If it is, two or more separate works will exist. Each person claiming authorship will need to have expended sufficient skill and labour to be classed as an author under the CDPA. In general, each joint author has the same rights as a sole author, except that licensing or assignment requires the consent of all joint authors.
In the high-profile case of Matthew Fisher v (1) Gary Brooker (2) Onward Music Limited 2006 EWHC 3239 (ch), 20 December 2006, concerning ownership of the musical copyright in the song, A Whiter Shade of Pale, the High Court accepted that the organist's solo was sufficiently different from the pianist's composition as to qualify as an original contribution to the work. As a result, the court held that the organist was entitled to a share in the ownership of the musical copyright in the work.

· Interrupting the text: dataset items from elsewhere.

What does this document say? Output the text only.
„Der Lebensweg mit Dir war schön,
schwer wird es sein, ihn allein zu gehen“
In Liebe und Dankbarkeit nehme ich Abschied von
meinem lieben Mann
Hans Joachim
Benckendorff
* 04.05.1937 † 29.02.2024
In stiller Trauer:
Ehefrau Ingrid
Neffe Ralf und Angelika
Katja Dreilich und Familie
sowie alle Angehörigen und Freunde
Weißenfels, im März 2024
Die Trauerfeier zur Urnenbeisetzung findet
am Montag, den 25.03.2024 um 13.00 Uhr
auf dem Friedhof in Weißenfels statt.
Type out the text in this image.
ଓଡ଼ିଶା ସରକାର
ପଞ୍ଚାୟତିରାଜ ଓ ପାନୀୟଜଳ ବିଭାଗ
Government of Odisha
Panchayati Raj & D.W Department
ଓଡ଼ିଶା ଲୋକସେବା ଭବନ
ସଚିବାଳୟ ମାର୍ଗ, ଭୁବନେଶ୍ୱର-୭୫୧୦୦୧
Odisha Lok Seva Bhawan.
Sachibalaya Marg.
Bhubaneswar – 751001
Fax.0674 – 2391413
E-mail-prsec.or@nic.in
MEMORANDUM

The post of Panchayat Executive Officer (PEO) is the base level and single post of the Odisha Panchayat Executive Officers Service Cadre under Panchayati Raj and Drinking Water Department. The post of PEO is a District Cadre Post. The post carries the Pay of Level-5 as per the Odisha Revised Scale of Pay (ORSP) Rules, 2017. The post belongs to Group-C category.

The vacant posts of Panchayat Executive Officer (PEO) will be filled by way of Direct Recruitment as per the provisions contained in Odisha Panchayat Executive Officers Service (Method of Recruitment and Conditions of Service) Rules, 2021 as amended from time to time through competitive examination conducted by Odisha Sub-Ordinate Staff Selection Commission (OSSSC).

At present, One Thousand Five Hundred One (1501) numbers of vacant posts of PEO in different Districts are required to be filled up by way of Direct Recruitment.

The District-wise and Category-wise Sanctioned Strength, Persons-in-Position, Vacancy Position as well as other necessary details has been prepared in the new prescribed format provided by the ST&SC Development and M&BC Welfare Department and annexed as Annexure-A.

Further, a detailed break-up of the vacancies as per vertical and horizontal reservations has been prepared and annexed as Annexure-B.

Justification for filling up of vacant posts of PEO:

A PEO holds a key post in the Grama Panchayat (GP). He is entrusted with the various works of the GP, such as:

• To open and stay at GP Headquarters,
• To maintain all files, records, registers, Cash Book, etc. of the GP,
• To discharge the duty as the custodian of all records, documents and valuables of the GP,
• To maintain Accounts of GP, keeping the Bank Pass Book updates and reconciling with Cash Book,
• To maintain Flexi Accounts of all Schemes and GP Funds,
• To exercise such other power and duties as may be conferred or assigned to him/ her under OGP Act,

On appeal the defendants were partially successful: the Court of Appeal held that although the trial judge had been correct to grant a declaration as to the organist's co-authorship of the work, his excessive and inexcusable delay before bringing a claim, and his acquiescing in the defendants' commercial exploitation of the work, made it unjust that he should succeed in his claims to a joint interest in the work or to have the implied licence for the respondents to exploit it.